Ambassador Carson emphasized the importance of this new development, stating that the diaspora serves as an invaluable foreign policy asset for the United States. He expressed the belief that no one knows Africa better than those who have heritage or have recently immigrated from there.
In response to a question about the selection process for the Diaspora Engagement Council, Ambassador Carson revealed that he and other members of the State Department had sought recommendations from more than two dozen organizations that represent the black community, including diaspora groups. They also sought input from members of Congress and significant organizations like the National Urban League and the National Association for the Advancement of Colored People. After receiving around 95 recommendations, they reviewed the submissions, aiming to represent the diverse diaspora in the United States.

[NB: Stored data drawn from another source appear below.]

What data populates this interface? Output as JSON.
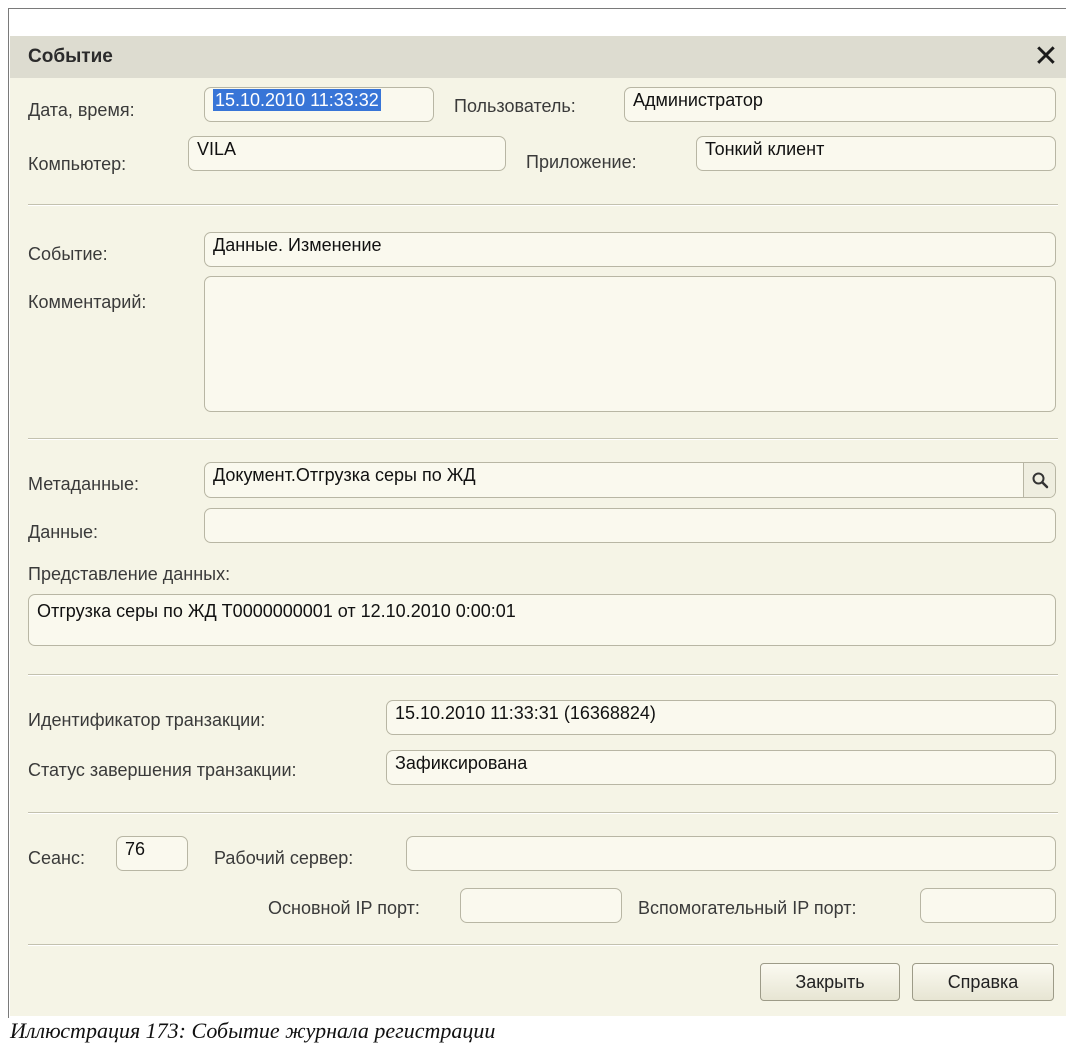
{
  "dialog": {
    "title": "Событие",
    "close_label": "✕"
  },
  "fields": {
    "datetime_label": "Дата, время:",
    "datetime_value": "15.10.2010 11:33:32",
    "user_label": "Пользователь:",
    "user_value": "Администратор",
    "computer_label": "Компьютер:",
    "computer_value": "VILA",
    "app_label": "Приложение:",
    "app_value": "Тонкий клиент",
    "event_label": "Событие:",
    "event_value": "Данные. Изменение",
    "comment_label": "Комментарий:",
    "comment_value": "",
    "metadata_label": "Метаданные:",
    "metadata_value": "Документ.Отгрузка серы по ЖД",
    "data_label": "Данные:",
    "data_value": "",
    "data_repr_label": "Представление данных:",
    "data_repr_value": "Отгрузка серы по ЖД Т0000000001 от 12.10.2010 0:00:01",
    "transaction_id_label": "Идентификатор транзакции:",
    "transaction_id_value": "15.10.2010 11:33:31 (16368824)",
    "transaction_status_label": "Статус завершения транзакции:",
    "transaction_status_value": "Зафиксирована",
    "session_label": "Сеанс:",
    "session_value": "76",
    "work_server_label": "Рабочий сервер:",
    "work_server_value": "",
    "main_ip_port_label": "Основной IP порт:",
    "main_ip_port_value": "",
    "aux_ip_port_label": "Вспомогательный IP порт:",
    "aux_ip_port_value": ""
  },
  "buttons": {
    "close_label": "Закрыть",
    "help_label": "Справка"
  },
  "caption": "Иллюстрация 173: Событие журнала регистрации",
  "icons": {
    "metadata_search": "search-icon"
  }
}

The recommended names are currently under review by the White House, with official announcements expected within the next two weeks.
Ambassador Carson assured that their search was exhaustive and included discussions with groups across the United States. The aim was to ensure the Council represents the diversity of the diaspora, including younger first and second-generation diaspora from different African countries such as Nigeria, Ghana, Kenya, among others. The final decision on the Council’s members will be made by the White House.
The establishment of the U.S. Diaspora Engagement Council reflects the Biden administration’s commitment to fostering a stronger partnership with Africa and recognizing the valuable contributions and perspectives of African Americans and individuals with African heritage. By leveraging the knowledge and connections of the diaspora community, the United States aims to enhance cooperation, understanding, and mutually beneficial initiatives between African Americans and their counterparts on the African continent. This briefing marked an essential step in the ongoing collaboration between the United States and Africa, revealing significant progress in enhancing mutual understanding and building stronger connections.